Burrow structure of three common boring spionids, Polydora pygidialis, Dipolydora giardi, and Dipolydora bidentata, inhabiting Barkley Sound, Vancouver Island, Canada, was examined using SEM. The surface of burrows excavated in nine mollusc shells consisting of
four types of microstructure (foliated, nacreous, prismatic, and crossed lamellar) was studied to obtain information about the boring mechanism of these species. Small characteristic concentric-edged holes were observed on the surface of the burrows of each species; however, the existence
of concentric-edged holes depended on the difference of the shell microstructure.
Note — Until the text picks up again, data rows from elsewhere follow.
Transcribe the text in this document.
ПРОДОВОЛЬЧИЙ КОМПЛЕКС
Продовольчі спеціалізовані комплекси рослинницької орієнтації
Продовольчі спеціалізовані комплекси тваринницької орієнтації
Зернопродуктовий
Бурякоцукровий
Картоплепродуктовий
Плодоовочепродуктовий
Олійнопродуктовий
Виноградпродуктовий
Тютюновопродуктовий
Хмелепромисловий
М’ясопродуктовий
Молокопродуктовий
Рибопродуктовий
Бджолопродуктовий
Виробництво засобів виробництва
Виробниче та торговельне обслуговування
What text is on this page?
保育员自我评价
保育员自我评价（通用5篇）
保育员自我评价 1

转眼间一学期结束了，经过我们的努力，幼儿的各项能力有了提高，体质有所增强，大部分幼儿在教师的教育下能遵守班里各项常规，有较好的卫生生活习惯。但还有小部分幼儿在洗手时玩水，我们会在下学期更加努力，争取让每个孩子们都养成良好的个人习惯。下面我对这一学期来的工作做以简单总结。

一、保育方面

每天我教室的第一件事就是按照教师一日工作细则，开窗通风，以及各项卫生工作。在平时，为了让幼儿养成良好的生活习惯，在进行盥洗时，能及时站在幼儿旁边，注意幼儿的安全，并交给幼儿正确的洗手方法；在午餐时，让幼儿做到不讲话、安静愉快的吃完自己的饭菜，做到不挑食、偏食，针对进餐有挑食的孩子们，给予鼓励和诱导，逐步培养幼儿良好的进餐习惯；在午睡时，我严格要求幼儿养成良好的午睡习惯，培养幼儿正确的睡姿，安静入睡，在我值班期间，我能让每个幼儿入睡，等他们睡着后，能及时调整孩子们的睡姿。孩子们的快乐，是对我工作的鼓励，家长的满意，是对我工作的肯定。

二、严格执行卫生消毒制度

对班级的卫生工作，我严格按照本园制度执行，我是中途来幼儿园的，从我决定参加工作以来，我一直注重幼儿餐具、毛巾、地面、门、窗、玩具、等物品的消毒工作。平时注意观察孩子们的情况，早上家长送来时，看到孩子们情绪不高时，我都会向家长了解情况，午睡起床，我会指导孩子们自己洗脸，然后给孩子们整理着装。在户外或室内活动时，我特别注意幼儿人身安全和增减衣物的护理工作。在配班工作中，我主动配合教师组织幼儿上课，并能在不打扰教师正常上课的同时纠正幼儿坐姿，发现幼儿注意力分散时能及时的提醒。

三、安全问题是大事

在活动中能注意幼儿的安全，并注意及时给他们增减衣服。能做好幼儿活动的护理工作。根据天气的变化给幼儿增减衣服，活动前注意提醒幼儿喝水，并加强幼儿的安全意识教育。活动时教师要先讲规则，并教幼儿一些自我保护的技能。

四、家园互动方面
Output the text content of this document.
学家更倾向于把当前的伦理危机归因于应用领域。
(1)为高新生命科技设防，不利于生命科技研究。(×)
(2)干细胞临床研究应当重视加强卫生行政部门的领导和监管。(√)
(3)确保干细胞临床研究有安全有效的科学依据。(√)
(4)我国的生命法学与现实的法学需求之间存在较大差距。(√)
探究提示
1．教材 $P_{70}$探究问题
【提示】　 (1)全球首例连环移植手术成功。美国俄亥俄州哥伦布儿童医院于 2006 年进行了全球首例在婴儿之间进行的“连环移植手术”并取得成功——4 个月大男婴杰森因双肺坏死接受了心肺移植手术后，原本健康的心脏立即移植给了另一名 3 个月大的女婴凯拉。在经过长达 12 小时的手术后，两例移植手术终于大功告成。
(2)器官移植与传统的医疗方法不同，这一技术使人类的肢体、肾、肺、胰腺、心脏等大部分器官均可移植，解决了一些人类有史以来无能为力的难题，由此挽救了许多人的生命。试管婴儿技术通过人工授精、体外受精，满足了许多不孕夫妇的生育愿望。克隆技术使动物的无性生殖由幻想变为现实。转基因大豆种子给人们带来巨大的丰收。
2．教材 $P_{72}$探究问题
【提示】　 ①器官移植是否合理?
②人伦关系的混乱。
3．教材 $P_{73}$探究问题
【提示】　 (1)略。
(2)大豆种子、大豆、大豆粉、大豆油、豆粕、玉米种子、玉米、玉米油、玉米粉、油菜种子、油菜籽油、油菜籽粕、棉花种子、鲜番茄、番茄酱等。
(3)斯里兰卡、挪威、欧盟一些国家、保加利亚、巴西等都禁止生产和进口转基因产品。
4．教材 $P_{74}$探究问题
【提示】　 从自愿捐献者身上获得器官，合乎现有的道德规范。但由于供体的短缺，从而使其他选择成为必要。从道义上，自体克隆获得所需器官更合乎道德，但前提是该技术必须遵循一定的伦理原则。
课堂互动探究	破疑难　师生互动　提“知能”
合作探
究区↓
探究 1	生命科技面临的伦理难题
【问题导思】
Worm-eaten crystals, bottom parallel scratches, and lateral scratched structures were also observed on the surface of the burrows. We speculated that the polydorid worms (1) secrete some chemical substance which
directly acts and dissolves the crystals and a part of organic matrix first and makes them weaker and (2) scratch and loosen them mechanically both in moving back and forth along the burrow and by a rotary motion within the burrow. We further speculated that some chemical substance secreted
by worms and organs involved in the boring activity may be the same among the polydorid species, that the boring mechanism among polydorid species may be the same, and that the existence of concentric-edged holes or worm-eaten structure provides evidence of polydorid infestation.